Em suas falas, os políticos petistas colaram a esperança de um Brasil sem crise à figura de Lula, afirmando que o país precisa do petista para recuperar o emprego, a credibilidade, a economia e a estabilidade institucional.

"Lula é o preferido do povo, é a única liderança capaz de conduzir o país à pacificação social", discursou a presidente do PT, senadora Gleisi Hoffmann (PR). "O povo não aceita retroceder. Com Lula, se parcelava carro e casa. Agora se parcela combustível e gás de cozinha", completou.

"O melhor remédio para o mercado é Lula", discursou o governador da Bahia, Rui Costa (PT), chamando de "bagunça" o momento atual do país. "O Brasil precisa se reencontrar, passar seriedade e credibilidade para o mundo."

Em sua fala, porém, o ex-prefeito de São Paulo Fernando Haddad (PT) afirmou que a defesa de Lula não de deve só pelo fato de "ele ser o maior político vivo" do país. "Tem que defender o indivíduo, o homem, a honra de uma pessoa presa injustamente."

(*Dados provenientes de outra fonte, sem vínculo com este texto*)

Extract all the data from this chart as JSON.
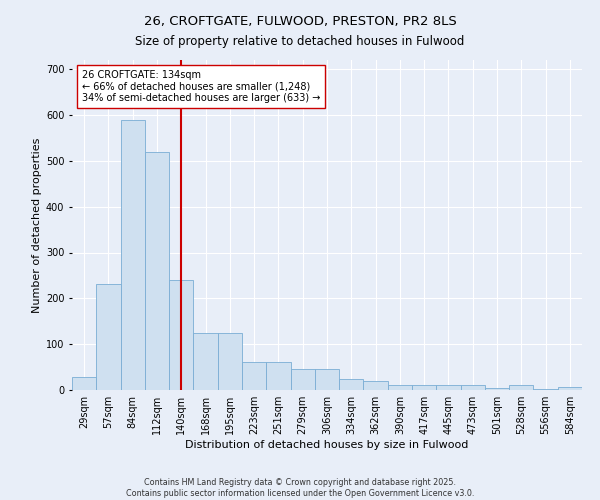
{
  "title": "26, CROFTGATE, FULWOOD, PRESTON, PR2 8LS",
  "subtitle": "Size of property relative to detached houses in Fulwood",
  "xlabel": "Distribution of detached houses by size in Fulwood",
  "ylabel": "Number of detached properties",
  "categories": [
    "29sqm",
    "57sqm",
    "84sqm",
    "112sqm",
    "140sqm",
    "168sqm",
    "195sqm",
    "223sqm",
    "251sqm",
    "279sqm",
    "306sqm",
    "334sqm",
    "362sqm",
    "390sqm",
    "417sqm",
    "445sqm",
    "473sqm",
    "501sqm",
    "528sqm",
    "556sqm",
    "584sqm"
  ],
  "values": [
    28,
    232,
    590,
    520,
    240,
    125,
    125,
    62,
    62,
    45,
    45,
    25,
    20,
    12,
    12,
    10,
    10,
    5,
    10,
    3,
    7
  ],
  "bar_color": "#cfe0f0",
  "bar_edge_color": "#7aadd4",
  "vline_x": 4,
  "vline_color": "#cc0000",
  "annotation_title": "26 CROFTGATE: 134sqm",
  "annotation_line1": "← 66% of detached houses are smaller (1,248)",
  "annotation_line2": "34% of semi-detached houses are larger (633) →",
  "annotation_box_color": "white",
  "annotation_box_edge": "#cc0000",
  "ylim": [
    0,
    720
  ],
  "yticks": [
    0,
    100,
    200,
    300,
    400,
    500,
    600,
    700
  ],
  "background_color": "#e8eef8",
  "plot_background": "#e8eef8",
  "footer1": "Contains HM Land Registry data © Crown copyright and database right 2025.",
  "footer2": "Contains public sector information licensed under the Open Government Licence v3.0.",
  "title_fontsize": 9.5,
  "subtitle_fontsize": 8.5,
  "tick_fontsize": 7,
  "ylabel_fontsize": 8,
  "xlabel_fontsize": 8,
  "annotation_fontsize": 7,
  "footer_fontsize": 5.8
}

"Quem ainda tiver dúvidas, tire seu cavalinho da chuva. O PT vai ter candidato e é Lula", afirmou o senador Humberto Costa (PT-CE).

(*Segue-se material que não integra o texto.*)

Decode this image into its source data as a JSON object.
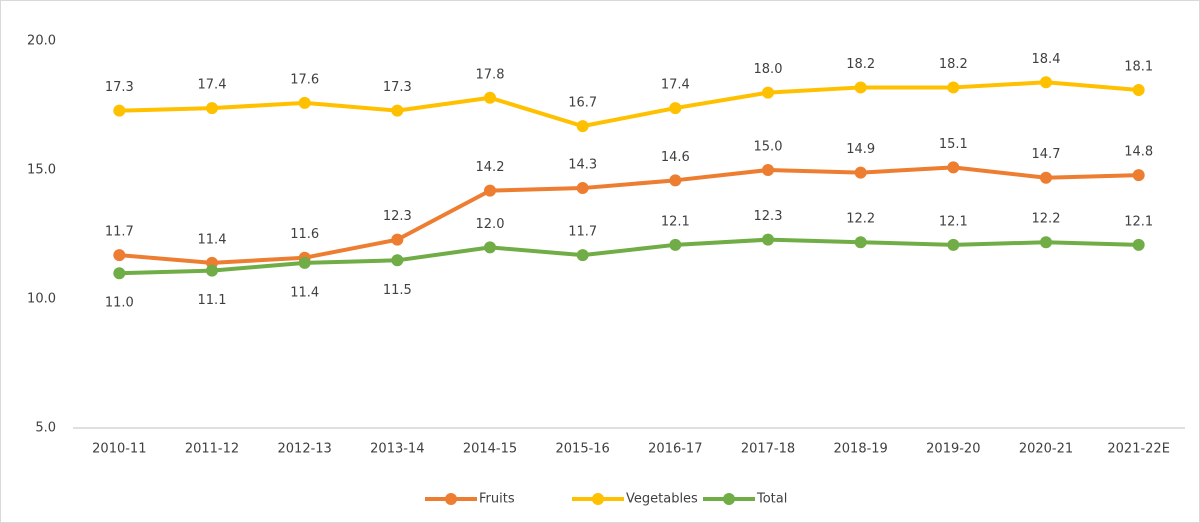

Segundo Gleisi afirmou em entrevista anterior ao evento, o partido irá registrar a candidatura de Lula em 15 de agosto, organizará sua campanha, pedindo autorização para entrevistas e gravações, e manter a candidatura mesmo se o registro for negado pela Justiça.

Multiplicado
Outra ideia difundida no evento foi a de que o Brasil tem milhões de Lulas, como o ex-presidente discursou antes de ser preso por corrupção e lavagem de dinheiro em 7 de abril. Máscaras com o rosto do petista foram distribuídas aos militantes.

O líder do PT na Câmara dos Deputados, Paulo Pimenta, foi um dos que afirmou que o povo deve representar o petista enquanto ele estiver preso, inclusive fazendo campanha por ele. "Lula está aqui hoje, eu sinto a presença dele. Ele é um pouco de cada um de nós", disse.

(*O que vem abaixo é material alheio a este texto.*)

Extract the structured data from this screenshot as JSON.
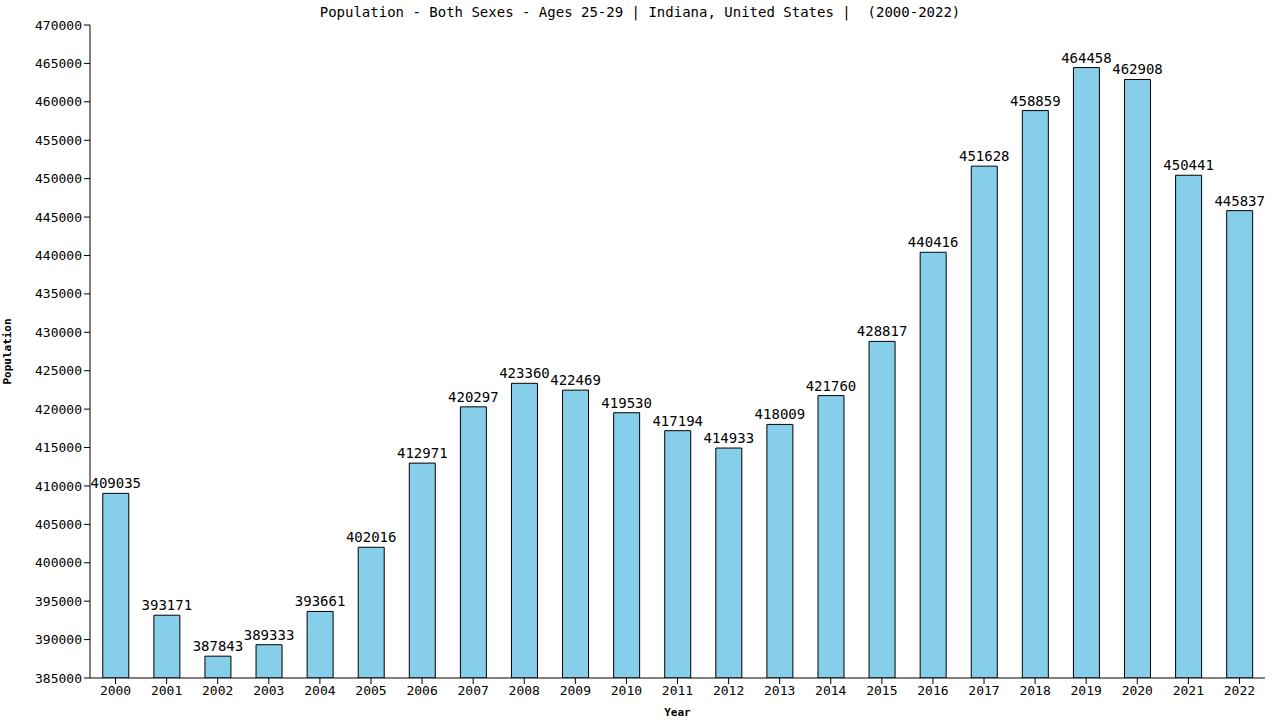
{
  "chart_data": {
    "type": "bar",
    "title": "Population - Both Sexes - Ages 25-29 | Indiana, United States |  (2000-2022)",
    "x_label": "Year",
    "y_label": "Population",
    "categories": [
      "2000",
      "2001",
      "2002",
      "2003",
      "2004",
      "2005",
      "2006",
      "2007",
      "2008",
      "2009",
      "2010",
      "2011",
      "2012",
      "2013",
      "2014",
      "2015",
      "2016",
      "2017",
      "2018",
      "2019",
      "2020",
      "2021",
      "2022"
    ],
    "values": [
      409035,
      393171,
      387843,
      389333,
      393661,
      402016,
      412971,
      420297,
      423360,
      422469,
      419530,
      417194,
      414933,
      418009,
      421760,
      428817,
      440416,
      451628,
      458859,
      464458,
      462908,
      450441,
      445837
    ],
    "color": "#87ceeb",
    "ylim": [
      385000,
      470000
    ],
    "yticks": [
      385000,
      390000,
      395000,
      400000,
      405000,
      410000,
      415000,
      420000,
      425000,
      430000,
      435000,
      440000,
      445000,
      450000,
      455000,
      460000,
      465000,
      470000
    ],
    "grid": false,
    "data_labels": true
  }
}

Um buffet com salgadinhos, biscoitos e bebidas foi montado para os militantes.
A organização da segurança do evento ficou a cargo do gabinete militar do governador Pimentel. O ato teve ainda apresentação musical com Flávio Renegado, Aline Calixto e blocos de Carnaval de Belo Horizonte.

Contagem, na região metropolitana de BH, embora já tenha sido um reduto petista na administração de Marília Campos (2005 a 2012), hoje é gerida pelo tucano Alex de Freitas. O hotel escolhido foi o mesmo onde o senador Antonio Anastasia (PSDB-MG) lançou sua pré-candidatura ao governo de Minas.

Em fevereiro, o estado de Minas Gerais já havia sido escolhido pelo PT para a realização de um ato nacional em defesa da candidatura de Lula. Sem a presença de Dilma e Haddad, o petista deu tom de lançamento de pré-campanha ao evento: "Estou candidato", disse.